Electronic Materials Research Laboratory, Key Laboratory of the Ministry of Education & International Center for Dielectric Research, Xi'an Jiaotong University , Xi'an 710049, China.
Shaanxi Engineering Research Center of Advanced Energy Materials & Devices, Xi'an Jiaotong University , Xi'an 710049, China.
ACS Appl Mater Interfaces. 2016 Jun 22;8(24):15598-606. doi: 10.1021/acsami.6b03332. Epub 2016 Jun 13.

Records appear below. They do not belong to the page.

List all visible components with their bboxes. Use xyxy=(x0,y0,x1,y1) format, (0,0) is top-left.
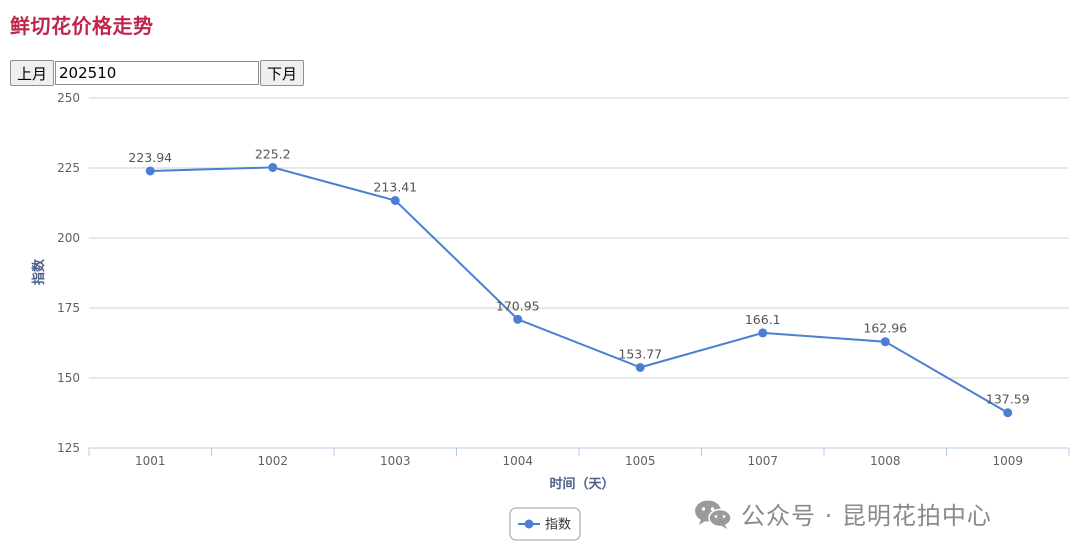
data-label: 162.96 xyxy=(863,321,907,336)
month-controls: 上月 下月 xyxy=(10,60,305,86)
x-tick-label: 1002 xyxy=(257,454,288,468)
data-label: 213.41 xyxy=(373,179,417,194)
data-label: 225.2 xyxy=(255,146,291,161)
watermark-text: 公众号 · 昆明花拍中心 xyxy=(741,502,992,530)
data-label: 137.59 xyxy=(986,392,1030,407)
data-label: 170.95 xyxy=(496,298,540,313)
legend-box xyxy=(509,507,581,541)
y-tick-label: 150 xyxy=(57,371,80,385)
y-tick-label: 225 xyxy=(57,161,80,175)
prev-month-button[interactable]: 上月 xyxy=(10,60,55,86)
y-axis-title: 指数 xyxy=(31,258,47,285)
y-tick-label: 200 xyxy=(57,231,80,245)
x-tick-label: 1007 xyxy=(747,454,778,468)
x-tick-label: 1003 xyxy=(380,454,411,468)
grid-lines xyxy=(89,97,1069,379)
data-point[interactable] xyxy=(390,195,400,205)
y-tick-label: 125 xyxy=(57,441,80,455)
legend-marker xyxy=(524,519,534,529)
data-point[interactable] xyxy=(880,337,890,347)
month-input[interactable] xyxy=(55,61,260,85)
x-tick-label: 1004 xyxy=(502,454,533,468)
series-line-path xyxy=(150,166,1009,414)
x-axis-title: 时间（天） xyxy=(549,476,614,492)
series-line xyxy=(145,162,1013,418)
wechat-icon xyxy=(695,500,732,529)
data-point[interactable] xyxy=(513,314,523,324)
data-label: 153.77 xyxy=(618,346,662,361)
x-tick-label: 1008 xyxy=(870,454,901,468)
page-title: 鲜切花价格走势 xyxy=(10,14,154,38)
legend-label: 指数 xyxy=(545,518,571,533)
y-tick-labels: 125 150 175 200 225 250 xyxy=(57,91,80,455)
data-point[interactable] xyxy=(758,328,768,338)
y-tick-label: 175 xyxy=(57,301,80,315)
data-point[interactable] xyxy=(1003,408,1013,418)
x-tick-label: 1001 xyxy=(135,454,166,468)
next-month-button[interactable]: 下月 xyxy=(260,60,305,86)
data-point[interactable] xyxy=(268,162,278,172)
data-point[interactable] xyxy=(635,362,645,372)
y-tick-label: 250 xyxy=(57,91,80,105)
x-tick-label: 1009 xyxy=(992,454,1023,468)
legend[interactable]: 指数 xyxy=(509,507,581,541)
watermark: 公众号 · 昆明花拍中心 xyxy=(693,496,992,531)
x-tick-label: 1005 xyxy=(625,454,656,468)
x-axis: 1001 1002 1003 1004 1005 1007 1008 1009 xyxy=(88,447,1070,468)
data-labels: 223.94 225.2 213.41 170.95 153.77 166.1 162.96… xyxy=(128,146,1029,406)
data-label: 223.94 xyxy=(128,150,172,165)
data-point[interactable] xyxy=(145,166,155,176)
data-label: 166.1 xyxy=(745,312,781,327)
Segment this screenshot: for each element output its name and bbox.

Tin dioxide (SnO2) as lithium-ion batteries (LIBs) anode has attracted numerous interests due to its huge Li(+) storage capacity. However, more than 300% volume variation of SnO2 during the charge/discharge process results in dramatic degradation of electrochemical performance and thus poor cyclic stability, which has hindered its application in LIBs. Here, a new strategy is proposed to suppress this volume change via anchoring mesoporous SnO2 on robust polypyrrole nanotubes (PPy NTs) to fabricate nanoarchitectured SnO2 composite. Benefiting from this nanoarchitecture design, the anode presents outstanding rate performance with a reversible specific capacity of about 770 mA h g(-1) at 2000 mA g(-1) and remarkable cyclability accompanied by a high specific capacity of about 790 mA h g(-1) at 200 mA g(-1) after 200 cycles.

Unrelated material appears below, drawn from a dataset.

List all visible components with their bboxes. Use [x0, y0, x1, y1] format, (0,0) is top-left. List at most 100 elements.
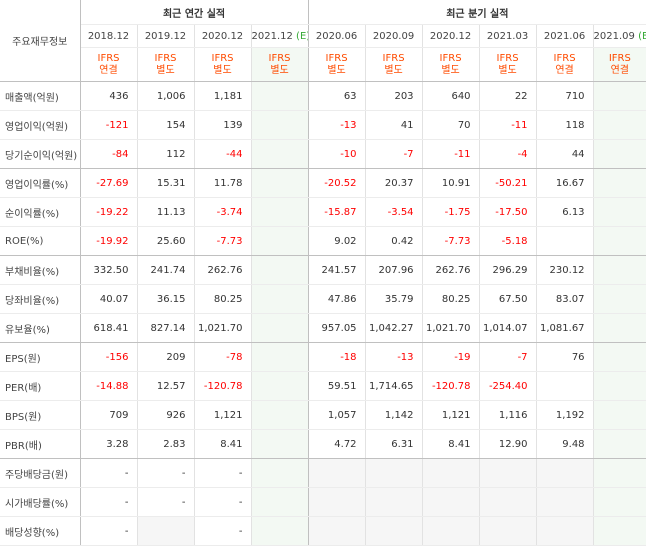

氧化锡(SnO2)作为锂离子电池(LIBs)的阳极,由于其巨大的锂离子存储容量而引起了广泛关注。然而,SnO2在充放电过程中的体积变化超过 300%,导致其电化学性能急剧下降,循环稳定性较差,从而阻碍了其在 LIBs 中的应用。在这里,提出了一种新的策略,通过将介孔 SnO2锚定在坚固的聚苯胺纳米管(PPy NTs)上来抑制这种体积变化,从而制备出纳米结构的 SnO2复合材料。得益于这种纳米结构设计,该阳极具有出色的倍率性能,在 2000 mA g-1 时的可逆比容量约为 770 mA h g-1,在 200 mA g-1 时经过 200 次循环后具有显著的循环稳定性,比容量约为 790 mA h g-1。